A moment of clarity arises when I ask him about being cast in The Expendables 2 after being sliced from the first film. “That’s just the nature of the business,” he says, “and it’s never anything personal. It’s just what was right for the film at the time. I’m definitely a lot more confident in my acting—as I work and get more experience—and I think it’s a blessing. I respect Stallone immensely. I think he is an extremely smart guy. He built
his career on his own.” I think about the young Stallone and how so many critics underestimated his staying power and wonder whether Hemsworth feels a mystic kinship for Sly for this reason among others.
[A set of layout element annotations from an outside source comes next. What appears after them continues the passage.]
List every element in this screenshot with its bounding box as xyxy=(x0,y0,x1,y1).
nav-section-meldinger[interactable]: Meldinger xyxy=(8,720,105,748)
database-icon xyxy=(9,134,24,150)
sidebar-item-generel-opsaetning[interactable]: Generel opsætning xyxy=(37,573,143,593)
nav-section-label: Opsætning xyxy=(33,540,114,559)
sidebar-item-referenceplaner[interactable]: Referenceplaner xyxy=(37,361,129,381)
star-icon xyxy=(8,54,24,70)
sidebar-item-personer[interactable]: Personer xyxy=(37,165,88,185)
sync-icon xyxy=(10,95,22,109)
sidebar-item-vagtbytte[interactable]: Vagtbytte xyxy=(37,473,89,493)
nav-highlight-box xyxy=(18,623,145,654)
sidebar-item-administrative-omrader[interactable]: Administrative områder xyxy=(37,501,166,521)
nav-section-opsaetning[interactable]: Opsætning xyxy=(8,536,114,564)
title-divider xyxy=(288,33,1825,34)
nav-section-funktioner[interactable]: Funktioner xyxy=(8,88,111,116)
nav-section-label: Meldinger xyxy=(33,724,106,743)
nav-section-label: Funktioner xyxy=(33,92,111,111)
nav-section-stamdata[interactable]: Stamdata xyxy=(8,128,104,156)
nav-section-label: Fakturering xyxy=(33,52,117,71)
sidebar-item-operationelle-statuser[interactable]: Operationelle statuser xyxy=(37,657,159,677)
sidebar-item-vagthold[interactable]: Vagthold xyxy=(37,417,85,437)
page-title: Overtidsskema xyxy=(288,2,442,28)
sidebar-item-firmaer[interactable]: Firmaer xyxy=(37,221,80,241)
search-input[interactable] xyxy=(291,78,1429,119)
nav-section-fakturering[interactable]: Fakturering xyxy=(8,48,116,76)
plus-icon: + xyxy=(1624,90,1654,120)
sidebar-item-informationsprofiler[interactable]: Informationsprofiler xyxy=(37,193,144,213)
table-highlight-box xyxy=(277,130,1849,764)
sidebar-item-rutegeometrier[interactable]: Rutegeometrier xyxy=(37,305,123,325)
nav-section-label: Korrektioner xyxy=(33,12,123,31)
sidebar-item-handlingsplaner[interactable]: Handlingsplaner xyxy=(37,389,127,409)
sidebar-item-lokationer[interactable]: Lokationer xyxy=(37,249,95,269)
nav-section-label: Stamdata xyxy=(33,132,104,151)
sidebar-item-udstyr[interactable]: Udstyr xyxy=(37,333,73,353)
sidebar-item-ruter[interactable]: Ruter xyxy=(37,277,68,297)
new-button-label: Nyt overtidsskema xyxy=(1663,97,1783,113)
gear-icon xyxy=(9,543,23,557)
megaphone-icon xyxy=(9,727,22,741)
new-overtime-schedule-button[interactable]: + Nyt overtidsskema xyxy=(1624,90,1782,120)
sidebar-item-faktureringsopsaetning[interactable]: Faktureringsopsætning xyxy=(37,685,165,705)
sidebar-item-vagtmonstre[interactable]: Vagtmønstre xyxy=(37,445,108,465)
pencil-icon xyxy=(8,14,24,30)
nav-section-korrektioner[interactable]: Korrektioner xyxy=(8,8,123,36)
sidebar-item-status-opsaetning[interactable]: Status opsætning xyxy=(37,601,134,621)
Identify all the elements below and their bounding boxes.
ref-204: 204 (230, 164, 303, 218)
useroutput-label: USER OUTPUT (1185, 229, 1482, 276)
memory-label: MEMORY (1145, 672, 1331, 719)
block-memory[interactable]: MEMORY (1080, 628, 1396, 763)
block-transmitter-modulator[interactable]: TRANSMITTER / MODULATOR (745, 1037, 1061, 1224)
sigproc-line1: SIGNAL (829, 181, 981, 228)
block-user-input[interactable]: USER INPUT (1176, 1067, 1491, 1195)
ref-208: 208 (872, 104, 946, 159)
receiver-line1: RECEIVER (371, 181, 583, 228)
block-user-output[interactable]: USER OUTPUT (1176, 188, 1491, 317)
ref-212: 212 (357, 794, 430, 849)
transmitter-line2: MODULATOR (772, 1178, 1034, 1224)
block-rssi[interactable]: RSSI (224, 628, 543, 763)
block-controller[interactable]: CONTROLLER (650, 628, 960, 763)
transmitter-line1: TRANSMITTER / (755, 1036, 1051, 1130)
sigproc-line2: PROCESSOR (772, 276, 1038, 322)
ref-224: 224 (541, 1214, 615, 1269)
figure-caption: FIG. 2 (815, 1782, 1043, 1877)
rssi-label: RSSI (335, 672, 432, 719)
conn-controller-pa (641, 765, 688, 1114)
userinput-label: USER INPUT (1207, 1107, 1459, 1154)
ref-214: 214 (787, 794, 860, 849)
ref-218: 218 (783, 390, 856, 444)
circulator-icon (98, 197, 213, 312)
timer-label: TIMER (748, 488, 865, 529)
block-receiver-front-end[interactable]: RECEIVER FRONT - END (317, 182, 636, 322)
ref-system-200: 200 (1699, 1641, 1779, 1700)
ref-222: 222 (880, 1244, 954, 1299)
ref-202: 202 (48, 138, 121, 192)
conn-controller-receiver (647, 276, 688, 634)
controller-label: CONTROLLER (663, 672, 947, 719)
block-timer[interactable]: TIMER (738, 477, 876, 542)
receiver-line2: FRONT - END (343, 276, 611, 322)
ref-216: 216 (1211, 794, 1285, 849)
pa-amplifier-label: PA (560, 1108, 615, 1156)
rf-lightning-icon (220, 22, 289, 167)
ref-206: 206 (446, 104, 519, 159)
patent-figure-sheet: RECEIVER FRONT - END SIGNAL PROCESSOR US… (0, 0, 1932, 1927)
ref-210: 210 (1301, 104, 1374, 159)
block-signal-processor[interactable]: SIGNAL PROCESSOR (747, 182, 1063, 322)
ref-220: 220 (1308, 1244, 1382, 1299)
But Hemsworth even pays his respects with concealed vagueness. “To come onto a set with all of these guys,” he says, “to find out how down to earth they all are, how professional, and just great guys who have been working for so long. Guys I’ve grown up watching. [To] be the new guy on the set and have them welcome me and make me feel comfortable….”
I may as well throw my recorder into the water trap. Hemsworth, undeterred and unaware of my frustration both in the interview and on the course, drops a beautiful putt into the cup. Of his upcoming independent film AWOL, he talks about how enjoyable it is to work on a small-budget film. “It was nice to have everyone on set who was there not to make money, but to create what we all thought was a great project,” he says. “To come to work with every day with these people who were so excited about it—it was a much different energy.”
Okay, there’s something there.
* * *
On paper, Liam Hemsworth is destined for success as an actor. But as he mumbles, “What else have I got?” in response to a lull, I wonder if he has what it takes to be a celebrity in this day and age. He is guarded to the point that borderlines on absurd.
Once seated in his sporty BMW—bidding me adieu—the sunglasses come off of the crystal blue eyes that probably could tell his story better on their own. He tousles his hair in the rearview mirror and pulls onto the road. Maybe he is wise to stagger his public offerings. Maybe a non-interview is better than being caught on camera smoking salvia or fondling a phallic birthday cake. Then again, maybe those things aren’t so bad after all. And you know what? It doesn’t matter, does it? Liam Hemsworth is going to be a big movie star. And that’s what talks the most.